I worry about whether or not he loves me and wants to be with me. I wonder if he'll end up treating me like my husband did even though I know that's not likely. Your MW probably has many of the same thoughts, and your age difference is likely one of her main concerns (just like one of my main concerns is that I really don't want anymore children, but my OM has mentioned that he would like another child sometime in the future). I also don't know if I can give him the kind of commitment he deserves. Even though I love him, I am understandably wary of marriage and co-habitating with a man. Only time will be able to sort all of this out for us and for you and your MW.

 

It does sound like your MW is being fair to you and like she really does care about you. Even so, the amount of change she is experiencing is overwhelming and you are just a part of the whole picture. I hope that doesn't sound harsh, but it is reality. I certainly don't want to feel trapped again and I have no plans on moving in with my OM for at least a few years. Being free to mourn the loss of my previous life with my husband (however awful it has been) and to stand on my own feet is necessary before I can fully give myself to my OM if he still wants me then.

 

I hope this helps a bit.

  • Author
Posted

Wow, I think that sums up exactly how my xMW is feeling right now. It's almost as if you sat down and interviewed her! We've talked this out a lot, and just about everything you say rings true. She wants to be with me, but then she doesn't.
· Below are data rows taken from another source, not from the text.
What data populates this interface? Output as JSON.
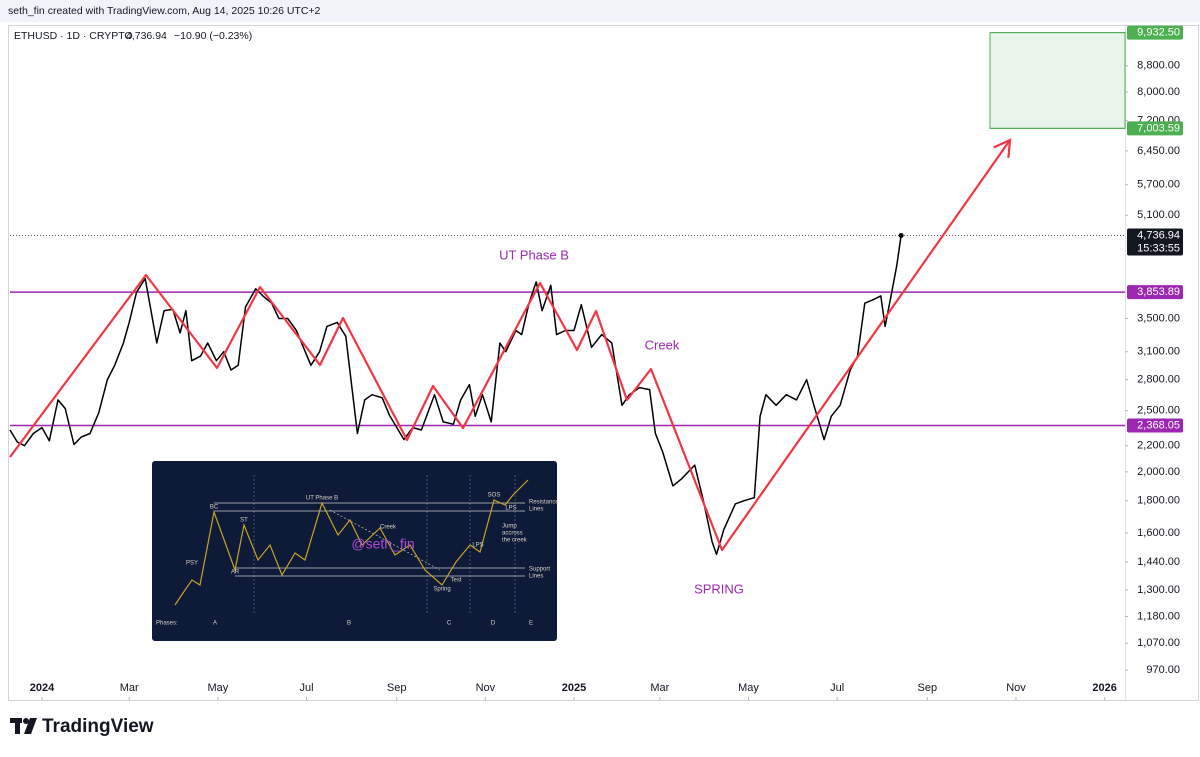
{
  "header": {
    "author_line": "seth_fin created with TradingView.com, Aug 14, 2025 10:26 UTC+2"
  },
  "chart_data": {
    "type": "line",
    "title": "ETHUSD · 1D · CRYPTO",
    "change_label": "−10.90 (−0.23%)",
    "log_scale": true,
    "grid": false,
    "xlim": [
      "2023-12-10",
      "2026-01-15"
    ],
    "xticks": [
      {
        "value": "2024-01",
        "label": "2024"
      },
      {
        "value": "2024-03",
        "label": "Mar"
      },
      {
        "value": "2024-05",
        "label": "May"
      },
      {
        "value": "2024-07",
        "label": "Jul"
      },
      {
        "value": "2024-09",
        "label": "Sep"
      },
      {
        "value": "2024-11",
        "label": "Nov"
      },
      {
        "value": "2025-01",
        "label": "2025"
      },
      {
        "value": "2025-03",
        "label": "Mar"
      },
      {
        "value": "2025-05",
        "label": "May"
      },
      {
        "value": "2025-07",
        "label": "Jul"
      },
      {
        "value": "2025-09",
        "label": "Sep"
      },
      {
        "value": "2025-11",
        "label": "Nov"
      },
      {
        "value": "2026-01",
        "label": "2026"
      }
    ],
    "ylim": [
      870,
      10100
    ],
    "yticks": [
      {
        "value": 8800,
        "label": "8,800.00"
      },
      {
        "value": 8000,
        "label": "8,000.00"
      },
      {
        "value": 7200,
        "label": "7,200.00"
      },
      {
        "value": 6450,
        "label": "6,450.00"
      },
      {
        "value": 5700,
        "label": "5,700.00"
      },
      {
        "value": 5100,
        "label": "5,100.00"
      },
      {
        "value": 3500,
        "label": "3,500.00"
      },
      {
        "value": 3100,
        "label": "3,100.00"
      },
      {
        "value": 2800,
        "label": "2,800.00"
      },
      {
        "value": 2500,
        "label": "2,500.00"
      },
      {
        "value": 2200,
        "label": "2,200.00"
      },
      {
        "value": 2000,
        "label": "2,000.00"
      },
      {
        "value": 1800,
        "label": "1,800.00"
      },
      {
        "value": 1600,
        "label": "1,600.00"
      },
      {
        "value": 1440,
        "label": "1,440.00"
      },
      {
        "value": 1300,
        "label": "1,300.00"
      },
      {
        "value": 1180,
        "label": "1,180.00"
      },
      {
        "value": 1070,
        "label": "1,070.00"
      },
      {
        "value": 970,
        "label": "970.00"
      }
    ],
    "series": [
      {
        "color": "#000000",
        "x": [
          "2023-12-10",
          "2023-12-15",
          "2023-12-20",
          "2023-12-26",
          "2024-01-01",
          "2024-01-06",
          "2024-01-12",
          "2024-01-17",
          "2024-01-23",
          "2024-01-28",
          "2024-02-03",
          "2024-02-09",
          "2024-02-15",
          "2024-02-20",
          "2024-02-26",
          "2024-03-01",
          "2024-03-06",
          "2024-03-12",
          "2024-03-16",
          "2024-03-20",
          "2024-03-25",
          "2024-03-31",
          "2024-04-05",
          "2024-04-09",
          "2024-04-13",
          "2024-04-19",
          "2024-04-24",
          "2024-04-30",
          "2024-05-05",
          "2024-05-10",
          "2024-05-15",
          "2024-05-20",
          "2024-05-27",
          "2024-06-01",
          "2024-06-07",
          "2024-06-12",
          "2024-06-18",
          "2024-06-24",
          "2024-07-04",
          "2024-07-10",
          "2024-07-15",
          "2024-07-22",
          "2024-07-28",
          "2024-08-05",
          "2024-08-10",
          "2024-08-15",
          "2024-08-22",
          "2024-08-27",
          "2024-09-06",
          "2024-09-12",
          "2024-09-18",
          "2024-09-27",
          "2024-10-03",
          "2024-10-10",
          "2024-10-15",
          "2024-10-21",
          "2024-10-25",
          "2024-10-30",
          "2024-11-05",
          "2024-11-11",
          "2024-11-15",
          "2024-11-22",
          "2024-11-26",
          "2024-12-01",
          "2024-12-06",
          "2024-12-10",
          "2024-12-16",
          "2024-12-20",
          "2024-12-26",
          "2025-01-01",
          "2025-01-06",
          "2025-01-13",
          "2025-01-20",
          "2025-01-27",
          "2025-02-03",
          "2025-02-08",
          "2025-02-15",
          "2025-02-22",
          "2025-02-26",
          "2025-03-03",
          "2025-03-10",
          "2025-03-16",
          "2025-03-25",
          "2025-03-31",
          "2025-04-06",
          "2025-04-09",
          "2025-04-14",
          "2025-04-22",
          "2025-04-28",
          "2025-05-05",
          "2025-05-09",
          "2025-05-13",
          "2025-05-20",
          "2025-05-27",
          "2025-06-03",
          "2025-06-10",
          "2025-06-15",
          "2025-06-22",
          "2025-06-27",
          "2025-07-03",
          "2025-07-10",
          "2025-07-15",
          "2025-07-20",
          "2025-07-26",
          "2025-07-31",
          "2025-08-03",
          "2025-08-08",
          "2025-08-11",
          "2025-08-14"
        ],
        "values": [
          2330,
          2230,
          2200,
          2300,
          2350,
          2240,
          2600,
          2520,
          2210,
          2270,
          2300,
          2480,
          2800,
          2950,
          3200,
          3450,
          3850,
          4050,
          3600,
          3200,
          3600,
          3620,
          3320,
          3600,
          3000,
          3050,
          3200,
          3000,
          3100,
          2900,
          2950,
          3650,
          3900,
          3800,
          3700,
          3500,
          3500,
          3350,
          2950,
          3100,
          3400,
          3450,
          3280,
          2300,
          2600,
          2650,
          2620,
          2460,
          2250,
          2350,
          2330,
          2650,
          2400,
          2380,
          2600,
          2750,
          2450,
          2650,
          2400,
          3200,
          3100,
          3350,
          3300,
          3700,
          4000,
          3600,
          3950,
          3300,
          3350,
          3350,
          3680,
          3150,
          3300,
          3200,
          2550,
          2650,
          2720,
          2700,
          2300,
          2150,
          1900,
          1950,
          2050,
          1800,
          1550,
          1480,
          1620,
          1780,
          1800,
          1820,
          2450,
          2650,
          2550,
          2650,
          2600,
          2800,
          2550,
          2250,
          2450,
          2550,
          2900,
          3050,
          3700,
          3750,
          3800,
          3400,
          3900,
          4250,
          4736.94
        ]
      }
    ],
    "price_line": {
      "value": 4736.94,
      "label": "4,736.94",
      "countdown": "15:33:55",
      "color": "#131722"
    },
    "levels": [
      {
        "value": 3853.89,
        "label": "3,853.89",
        "color": "#9c27b0"
      },
      {
        "value": 2368.05,
        "label": "2,368.05",
        "color": "#9c27b0"
      }
    ],
    "target_zone": {
      "low": {
        "value": 7003.59,
        "label": "7,003.59"
      },
      "high": {
        "value": 9932.5,
        "label": "9,932.50"
      },
      "color": "#4caf50"
    },
    "annotations": [
      {
        "text": "UT Phase B"
      },
      {
        "text": "Creek"
      },
      {
        "text": "SPRING"
      }
    ]
  },
  "inset": {
    "watermark": "@seth_fin",
    "labels": [
      "PSY",
      "BC",
      "ST",
      "AR",
      "UT Phase B",
      "Creek",
      "SOS",
      "LPS",
      "LPS",
      "Spring",
      "Test",
      "Resistance",
      "Lines",
      "Support",
      "Lines"
    ],
    "jump": [
      "Jump",
      "accross",
      "the creek"
    ],
    "phases_title": "Phases:",
    "phases": [
      "A",
      "B",
      "C",
      "D",
      "E"
    ]
  },
  "footer": {
    "brand": "TradingView"
  }
}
She needs time to herself, then out of the blue she asks me if I want to get together. She doesn't think she's good enough for me. And the list goes on. Like yourself, she is confused.

 

I've basically just told her to go at her own pace. I can accept that things are kind of nutty in her life right now. The only thing I can do is support her and stand on the sidelines for the time being. She means the world to me and I don't want to be a distraction since she has a million other things to worry about right now. It hurts, but I know it's what's necessary now.

 

Once things settle down in your life, I think you should give your OM a shot at a relationship (if that's what he wants). Go slow at first... go out on a few dates and then see what happens. I'm sure he cares deeply about you. You don't want to live with the regret of at least not giving it a try... after all, he did win your heart. It's the least you can do for the man who stood by you so patiently.

 

Great post!

Posted

Hi ratingsguy,

 

Yes, I would certainly give my OM a chance once I am out of my situation. I love him very much and have known him for a long long time. I often wonder if he loves me as much as I love him...and only time will tell.

 

I hope you're doing well. If your MW calls to see you a lot, then it sounds like she enjoys spending time with you very much. In my opinion, actions speak louder than words. :D

 

Chat with you soon!

Posted

Ratingsguy, I think you're being far too accepting of her behavior. Yes, she has a lot to go through, but make sure you are watching out for yourself.

 

If you were the crutch she needed to get out of her marriage, the last thing you want to be is her back-up while she goes out and dates other people. As long as she knows you're going to hang around waiting for her, she has no reason to make a decision about your relationship.

 

The woman is going out on dates, and is on dating sites. Maybe you need to consider doing a little dating of your own and see what else might be out there for you. I know you don't want to, and you don't think you can. But, she needs to respect you and she needs to understand that you're not HERS and that she doesn't HAVE you. She needs to understand that she, indeed, could very well LOSE you and that she can't expect you to be there for her when she comes running back after having f*cked half the guys in town.

 

You were in a relationship with her. What happened to all that LUUUUUV she professed for you?

 

Don't just wait around for her. Live your life. She is.